L’action législative se concentre sur la prétendue facilitation de des transactions qui auraient profité à des organisations terroristes liées à l’Iran et à la soi-disant flotte fantôme de pétroliers russes qui échappent aux sanctions internationales. Les groupes impliqués seraient le Corps des Gardiens de la révolution islamique, les Houthis, le Hamas et le Jihad islamique palestinien.
Blumenthal a adressé une lettre à Richard Teng, PDG de Binance, qualifiant l’entreprise de « récidiviste » qui a constamment échoué dans ses contrôles internes. Le législateur soutient que l’échange permettait des transferts d’une valeur d’environ 1,7 milliard de dollars à l’Iranutilisant principalement le stablecoin USD Tether (USDT) dans une infrastructure qui a évité une détection précoce.
Selon le sénateur, “l’ampleur des transferts illicites récemment révélés – qui n’ont été détectés que lorsque près de deux milliards de dollars sont parvenus aux entités autorisées – et le licenciement inexpliqué des enquêteurs internes remettent en question la conformité de Binance”.
L’enquête du sénateur porte également sur les circonstances internes à l’entreprise. Des rapports de médias tels que Fortune et le Wall Street Journal indiquent qu’au moins cinq enquêteurs chargés de la conformité, dont plusieurs avaient une expérience préalable dans l’application des lois en Europe et en Asie, ont été licenciés après avoir rendu compte de leurs conclusions. sur l’utilisation de la plateforme par les sociétés Hexa Whale et Blessed Trustenregistré à Hong Kong, comme le rapporte CriptoNoticias.
Ces entités auraient servi d’intermédiaires pour le blanchiment d’argent iranien.
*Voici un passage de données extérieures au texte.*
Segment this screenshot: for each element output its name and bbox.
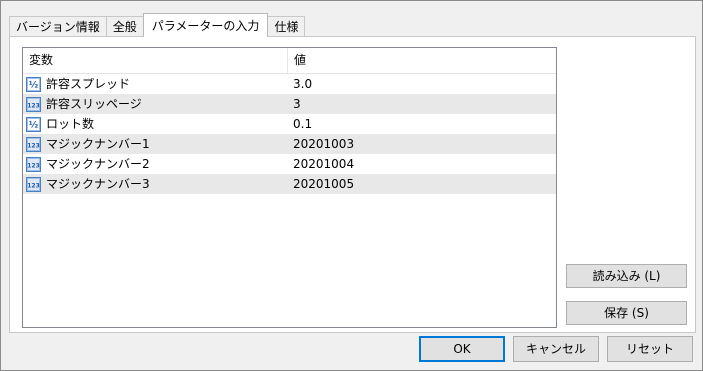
double-type-icon: ½ xyxy=(26,76,41,92)
variable-cell: 123 許容スリッページ xyxy=(23,94,288,114)
variable-name: マジックナンバー3 xyxy=(46,177,150,191)
table-row[interactable]: 123 マジックナンバー2 20201004 xyxy=(23,154,556,174)
variable-cell: ½ 許容スプレッド xyxy=(23,74,288,94)
table-row[interactable]: ½ 許容スプレッド 3.0 xyxy=(23,74,556,94)
variable-cell: 123 マジックナンバー2 xyxy=(23,154,288,174)
variable-name: 許容スプレッド xyxy=(46,77,131,91)
table-row[interactable]: ½ ロット数 0.1 xyxy=(23,114,556,134)
ok-button[interactable]: OK xyxy=(419,336,505,362)
variable-name: ロット数 xyxy=(46,117,95,131)
integer-type-icon: 123 xyxy=(26,96,41,112)
double-type-icon: ½ xyxy=(26,116,41,132)
svg-text:123: 123 xyxy=(27,182,40,189)
svg-text:½: ½ xyxy=(29,119,38,130)
value-cell[interactable]: 3 xyxy=(288,94,556,114)
list-header: 変数 値 xyxy=(23,48,556,74)
reset-button[interactable]: リセット xyxy=(607,336,693,362)
svg-text:½: ½ xyxy=(29,79,38,90)
tab-version-info[interactable]: バージョン情報 xyxy=(9,16,107,37)
variable-name: 許容スリッページ xyxy=(46,97,142,111)
variable-cell: 123 マジックナンバー3 xyxy=(23,174,288,194)
variable-name: マジックナンバー2 xyxy=(46,157,150,171)
dialog-window: バージョン情報 全般 パラメーターの入力 仕様 変数 値 ½ 許容スプレッド 3.0… xyxy=(0,0,703,371)
variable-cell: 123 マジックナンバー1 xyxy=(23,134,288,154)
tab-general[interactable]: 全般 xyxy=(105,16,144,37)
tab-parameter-input[interactable]: パラメーターの入力 xyxy=(142,13,269,37)
save-button[interactable]: 保存 (S) xyxy=(566,301,687,325)
variable-cell: ½ ロット数 xyxy=(23,114,288,134)
svg-text:123: 123 xyxy=(27,142,40,149)
table-row[interactable]: 123 マジックナンバー3 20201005 xyxy=(23,174,556,194)
variable-name: マジックナンバー1 xyxy=(46,137,150,151)
table-row[interactable]: 123 マジックナンバー1 20201003 xyxy=(23,134,556,154)
svg-text:123: 123 xyxy=(27,162,40,169)
value-cell[interactable]: 0.1 xyxy=(288,114,556,134)
integer-type-icon: 123 xyxy=(26,176,41,192)
cancel-button[interactable]: キャンセル xyxy=(513,336,599,362)
value-cell[interactable]: 20201005 xyxy=(288,174,556,194)
column-header-value[interactable]: 値 xyxy=(288,48,556,73)
value-cell[interactable]: 3.0 xyxy=(288,74,556,94)
table-row[interactable]: 123 許容スリッページ 3 xyxy=(23,94,556,114)
load-button[interactable]: 読み込み (L) xyxy=(566,264,687,288)
value-cell[interactable]: 20201004 xyxy=(288,154,556,174)
parameter-list[interactable]: 変数 値 ½ 許容スプレッド 3.0 123 許容スリッページ 3 ½ ロット数 0.1 123 マ… xyxy=(22,47,557,328)
column-header-variable[interactable]: 変数 xyxy=(23,48,288,73)
tab-specification[interactable]: 仕様 xyxy=(267,16,306,37)
svg-text:123: 123 xyxy=(27,102,40,109)
tab-page-parameters: 変数 値 ½ 許容スプレッド 3.0 123 許容スリッページ 3 ½ ロット数 0.1 123 マ… xyxy=(9,36,696,333)
value-cell[interactable]: 20201003 xyxy=(288,134,556,154)
integer-type-icon: 123 xyxy=(26,136,41,152)
tab-strip: バージョン情報 全般 パラメーターの入力 仕様 xyxy=(9,13,306,37)
list-body: ½ 許容スプレッド 3.0 123 許容スリッページ 3 ½ ロット数 0.1 123 マジックナン… xyxy=(23,74,556,194)
integer-type-icon: 123 xyxy=(26,156,41,172)
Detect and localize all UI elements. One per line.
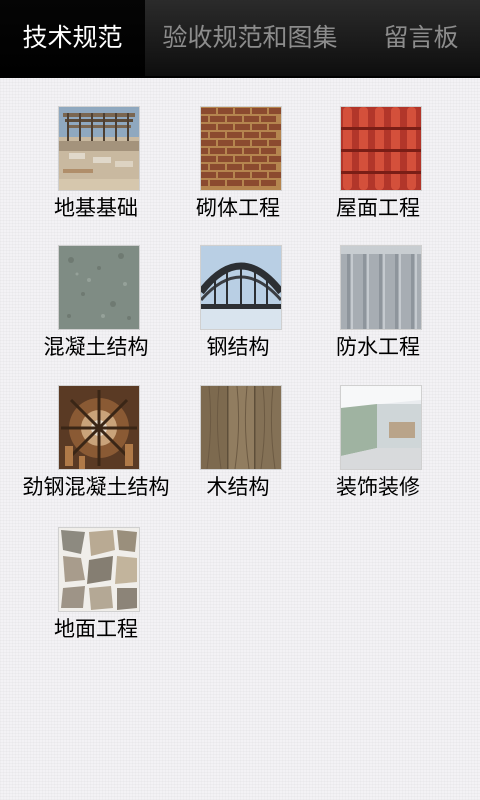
steel-reinforcement-image — [58, 385, 140, 470]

À cet égard, le sénateur a durement remis en question la direction de l’entreprise en déclarant qu’« au lieu de véritablement empêcher les utilisations illicites, Binance a tenté d’échapper à ses responsabilités et d’influencer la Maison Blanche ».
Un point pertinent de la plainte de Blumenthal est la relation financière étroite entre Binance et World Liberty Financial (WLFI), la plateforme de cryptomonnaie associée à la famille du président Donald Trump. Les données d’analyse en chaîne confirment que Binance détient 87 % du stablecoin de 1 USD de la société, ce qui représente une capitalisation de près de 4,7 milliards de dollars.
Ainsi, toute sanction ou blocus contre la bourse affecterait directement les intérêts financiers liés à l’entourage de Trump, créant un conflit d’intérêt institutionnel sans précédent.
Le législateur suggère de lier Binance et WLFI a généré une “campagne d’influence” ce qui, selon lui, aurait débouché sur des avantages judiciaires pour l’échange, dont la grâce présidentielle accordée en octobre 2025 au fondateur de l’entreprise, Changpeng Zhao.
De son côté, Richard Teng a publiquement rejeté ces accusations, les qualifiant de « rapports irresponsables et trompeurs basés sur des sources anonymes ». Cependant, le PDG n’a pas précisé si les licenciements dans le domaine de la conformité ont réellement eu lieu.
Face à ce scénario, le sénateur, qui affirme que « Binance a tenté de se soustraire à ses responsabilités », a exigé que l’échange remise de tous les enregistrements des transactions liées à l’Iran et à la Russieainsi que le détail des licenciements de son personnel de sécurité, fixant une date limite au 6 mars 2026.